ドキドキ学園スタート♡
朝、星蘭学院はお祭りの準備で活気に満ちていた。校門からは楽しそうな笑い声や歓声が聞こえ、りょうの胸も自然と高鳴る。
「今日が…いよいよ本番なんだ…!」
鏡の前でリボンや髪型を整えながら、りょうは深呼吸する。見た目は可愛いけれど、心は緊張とワクワクでいっぱいだ。
控室では奏と神谷蓮、そして橘悠真もすでにスタンバイしていた。
「りょう、準備は万端?」
奏の声に、りょうは小さく頷く。手のひらは少し汗ばんでいるが、目は輝いていた。
神谷蓮もにやりと笑う。
「今日は全力で行くぜ、りょう。負けないからな」
「もちろんです!負けません!」
ライバル心がぶつかり合う瞬間、胸の奥がドキドキして仕方がない。
会場に向かうと、観客席はすでにいっぱい。ステージは華やかに飾られ、ライトが二人を照らす。
「わぁ…すごい人だ…!」
りょうは息を飲む。こんな大舞台、初めての経験だが、心の奥でワクワクが勝っていた。
曲が流れ始め、パフォーマンスがスタート。りょうは奏の隣で踊り、二人の呼吸はぴったりと合う。観客の歓声が体に響き、自然と笑顔がこぼれる。
「これが…私(僕)のステージだ…!」
全力で表現する喜びが、胸いっぱいに広がった。
途中、神谷蓮も派手なステップで観客を魅了する。ライバルとしての競争心が、りょうの背中を押す。
「負けない…私(僕)も、全力で!」
振り付けの一つひとつを丁寧に、心を込めて踊る。見た目の可愛さだけじゃなく、努力の成果を観客に届ける瞬間だ。
曲のクライマックス、奏がそっと手を握る。
「りょう、君ならできる」
その一言で、りょうの心は再び熱くなる。友情も恋心も、ライバルとの競争心も、すべてが力になった瞬間だった。

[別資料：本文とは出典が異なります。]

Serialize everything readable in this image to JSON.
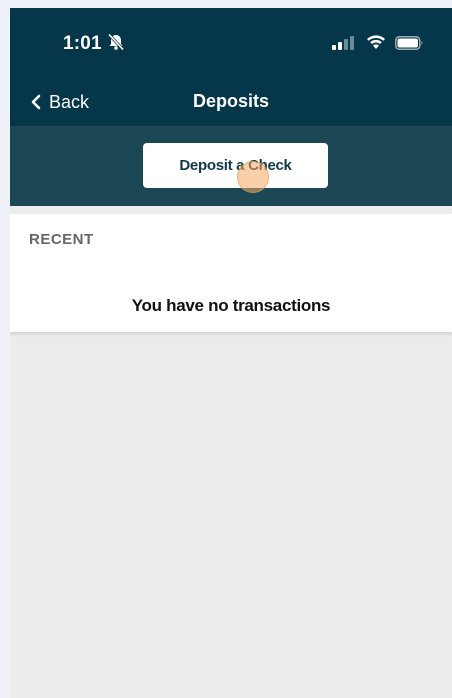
{
  "status_bar": {
    "time": "1:01",
    "icons": [
      "bell-muted-icon",
      "cellular-signal-icon",
      "wifi-icon",
      "battery-icon"
    ]
  },
  "nav": {
    "back_label": "Back",
    "title": "Deposits"
  },
  "actions": {
    "deposit_check_label": "Deposit a Check"
  },
  "recent": {
    "heading": "RECENT",
    "empty_message": "You have no transactions"
  },
  "colors": {
    "header_bg": "#05364a",
    "action_bar_bg": "#1b4854",
    "content_bg": "#ececec",
    "button_text": "#12384a"
  }
}
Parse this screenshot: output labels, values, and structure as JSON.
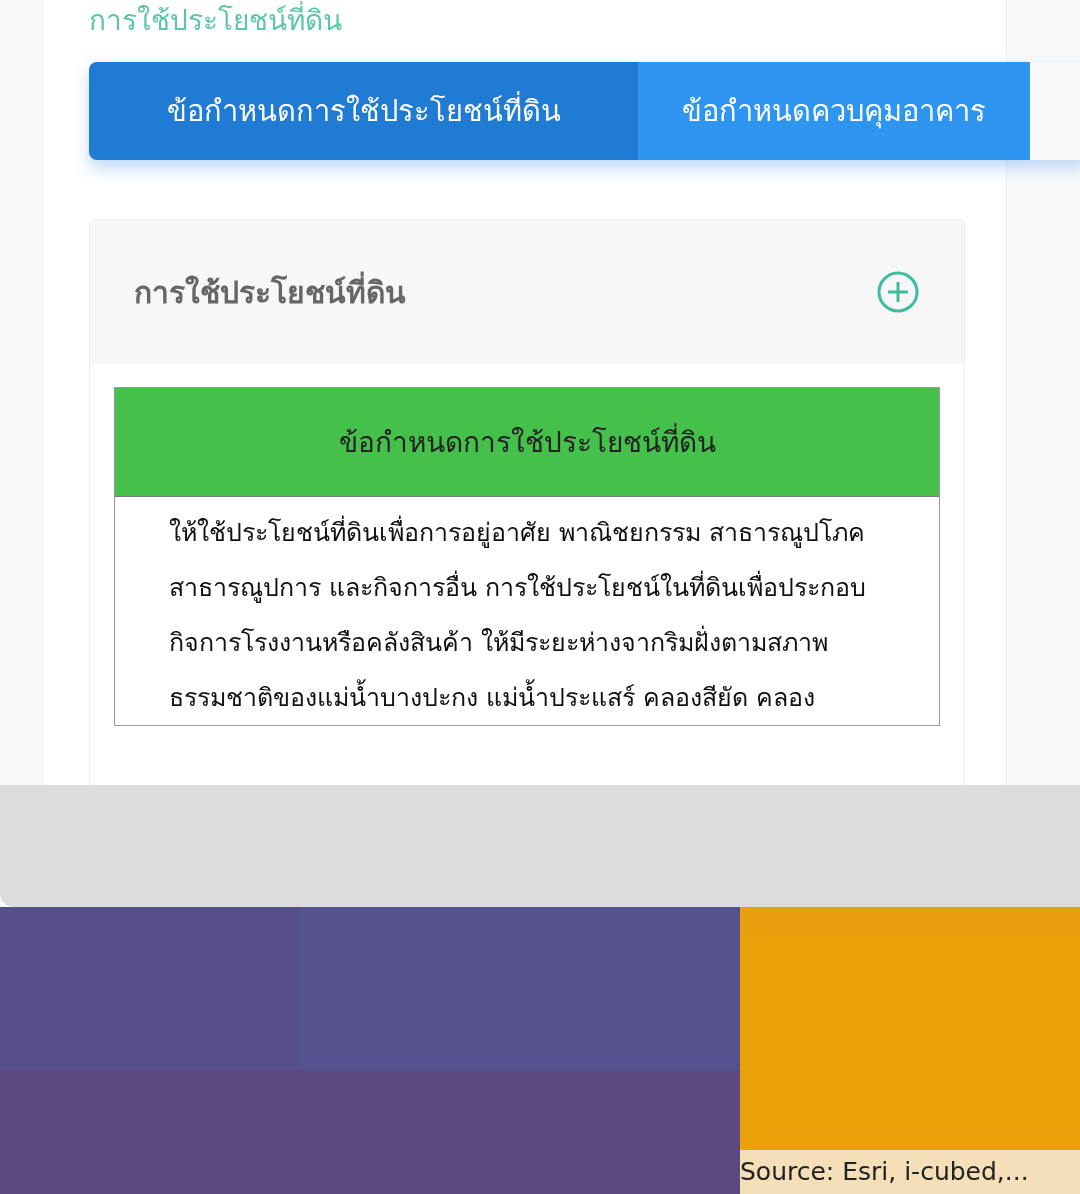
{
  "page_title": "การใช้ประโยชน์ที่ดิน",
  "tabs": [
    {
      "label": "ข้อกำหนดการใช้ประโยชน์ที่ดิน",
      "selected": true
    },
    {
      "label": "ข้อกำหนดควบคุมอาคาร",
      "selected": false
    }
  ],
  "card": {
    "title": "การใช้ประโยชน์ที่ดิน",
    "table": {
      "header": "ข้อกำหนดการใช้ประโยชน์ที่ดิน",
      "body": "ให้ใช้ประโยชน์ที่ดินเพื่อการอยู่อาศัย พาณิชยกรรม สาธารณูปโภค สาธารณูปการ และกิจการอื่น การใช้ประโยชน์ในที่ดินเพื่อประกอบกิจการโรงงานหรือคลังสินค้า ให้มีระยะห่างจากริมฝั่งตามสภาพธรรมชาติของแม่น้ำบางปะกง แม่น้ำประแสร์ คลองสียัด คลอง"
    }
  },
  "map": {
    "attribution": "Source: Esri, i-cubed,..."
  }
}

フィナーレのポーズを決めた瞬間、会場は歓声と拍手で包まれた。息を切らしながらも、りょうの顔は達成感で輝く。奏も満足そうに微笑み、手を握り返してくれる。
「やった…私(僕)…できた…!」
心の中で叫びながら、りょうは初めて本当にステージで輝けた実感を味わった。友情、恋心、ライバル心――すべてが混ざり合い、自分をさらに強くしてくれる。
控室に戻ると、神谷蓮も少し照れくさそうに笑い、悠真も満面の笑みで迎えてくれた。
「りょう、お疲れさま!最高のパフォーマンスだったよ!」
「ありがとう…!」
温かい言葉が胸に沁みる。
こうして、男の娘・桜井りょうの初めての学園祭は、友情も恋心もライバルとの関係もすべてが輝いた、ドキドキの一日となった。
明日からも、りょうの学園生活はワクワクときゅんがいっぱいの日々が続く――。